A visit at a Pediatric office has a much different look and feel than the visit at a plastic surgeons’ office. When an Electronic Health Record system is designed for all specialties, the system usually misses many of the day-to-day details of a particular specialty (if you are in a Multi-specialty group, you might not have a choice). Even if a general E.H.R. system maintains all the content of a One Physician Specialty, the E.H.R. system has many extra windows/screens/options due to being designed for every specialty. A ‘universal’ design usually causes hours of extra charting time and in many cases misses pertinent information found in a single specialty Electronic Health Record system.
Clinical Templates provide a list of options for a visit (e.g. Asthma Template) that can also serve as reminders of options for treatment. Template design is also important for ease of documentation. A template that looks like MS Excel with boxes and many pop-ups is generally much more different to see, use and document than a template with appropriate ‘white space’ that looks more like paper. Differences in design also might provide an indicator of how up-to-date the vendor is on their User Interface.
Here are some areas that all Pediatric-Specific E.H.R. systems should contain:
• Layout and design of system based on today’s Pediatric office.
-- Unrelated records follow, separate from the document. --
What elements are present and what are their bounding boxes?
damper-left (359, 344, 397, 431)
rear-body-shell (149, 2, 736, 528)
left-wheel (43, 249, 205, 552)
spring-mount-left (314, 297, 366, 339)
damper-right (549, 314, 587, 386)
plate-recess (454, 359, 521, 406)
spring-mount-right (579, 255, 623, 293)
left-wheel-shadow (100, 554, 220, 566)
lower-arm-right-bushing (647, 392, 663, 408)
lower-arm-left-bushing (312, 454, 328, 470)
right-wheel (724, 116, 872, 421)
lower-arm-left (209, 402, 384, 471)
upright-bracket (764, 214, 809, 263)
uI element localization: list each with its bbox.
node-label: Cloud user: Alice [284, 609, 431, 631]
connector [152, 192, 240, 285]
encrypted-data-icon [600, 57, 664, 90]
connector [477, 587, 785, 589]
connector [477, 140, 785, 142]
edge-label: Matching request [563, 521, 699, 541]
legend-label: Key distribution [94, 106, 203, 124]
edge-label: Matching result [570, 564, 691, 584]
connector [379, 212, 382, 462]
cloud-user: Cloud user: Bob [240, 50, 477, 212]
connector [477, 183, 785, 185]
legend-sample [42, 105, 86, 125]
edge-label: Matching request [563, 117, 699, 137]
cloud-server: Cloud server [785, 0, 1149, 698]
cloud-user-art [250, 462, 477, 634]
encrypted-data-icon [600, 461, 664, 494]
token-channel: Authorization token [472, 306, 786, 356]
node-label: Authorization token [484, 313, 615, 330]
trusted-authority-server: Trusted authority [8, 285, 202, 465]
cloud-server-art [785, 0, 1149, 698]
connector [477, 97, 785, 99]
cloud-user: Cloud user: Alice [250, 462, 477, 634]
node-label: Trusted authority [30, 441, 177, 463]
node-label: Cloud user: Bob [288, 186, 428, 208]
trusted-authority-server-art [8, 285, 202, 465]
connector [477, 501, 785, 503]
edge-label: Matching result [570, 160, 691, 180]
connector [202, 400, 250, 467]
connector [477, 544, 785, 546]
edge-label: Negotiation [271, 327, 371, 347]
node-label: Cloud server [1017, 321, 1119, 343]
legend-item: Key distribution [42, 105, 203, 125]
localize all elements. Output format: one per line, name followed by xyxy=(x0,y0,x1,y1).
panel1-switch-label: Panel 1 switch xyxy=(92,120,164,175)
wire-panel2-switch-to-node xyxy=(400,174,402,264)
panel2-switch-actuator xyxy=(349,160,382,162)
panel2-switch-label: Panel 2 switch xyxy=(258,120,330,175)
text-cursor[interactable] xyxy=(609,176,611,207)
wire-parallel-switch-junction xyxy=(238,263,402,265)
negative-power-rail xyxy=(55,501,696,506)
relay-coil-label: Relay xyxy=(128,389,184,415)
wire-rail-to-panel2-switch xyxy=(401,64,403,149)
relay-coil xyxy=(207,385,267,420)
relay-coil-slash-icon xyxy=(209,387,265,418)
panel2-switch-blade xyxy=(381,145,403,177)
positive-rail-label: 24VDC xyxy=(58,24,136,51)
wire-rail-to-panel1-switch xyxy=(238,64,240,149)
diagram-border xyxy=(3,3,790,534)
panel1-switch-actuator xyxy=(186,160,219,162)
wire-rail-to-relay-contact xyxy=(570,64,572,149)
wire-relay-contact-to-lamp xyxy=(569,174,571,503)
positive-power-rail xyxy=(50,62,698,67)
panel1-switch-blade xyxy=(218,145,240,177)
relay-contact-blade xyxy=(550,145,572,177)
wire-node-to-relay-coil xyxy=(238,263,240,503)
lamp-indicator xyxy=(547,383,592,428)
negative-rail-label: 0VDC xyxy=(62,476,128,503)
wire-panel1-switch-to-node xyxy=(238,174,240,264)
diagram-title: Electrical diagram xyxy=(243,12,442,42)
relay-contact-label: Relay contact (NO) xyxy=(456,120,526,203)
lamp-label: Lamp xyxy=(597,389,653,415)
This means easy to use and see screens, different views of the system depending on role of individual in the practice (Front Desk, Medical Assistant, Nurse, Practice Administration, Billing, Physician, other Providers).
• Templates based on content similar to either bright futures or Denver development.
• Growth charts based on today’s recommended standard per the AAP/CDC.
• Listing by family, linking siblings, ability to copy medical and social history from siblings
• Communication tools such as e-mail reminders, voice message reminders and announcements.
• Patient Portal.
• Link of Back-end Medical Billing to Front Desk team to communicate/flag charts that have a balance to be collected on next visit.
• Ability to link to Vaccine Exchanges, Quest, Lab Corp and Health Exchanges.
Some other questions to consider: Was and does the system continue to be developed via a Pediatric Office? Is this office similar to your office in operations (for instance, do they accept Medical Assistance and have integration with Vaccine for Children)?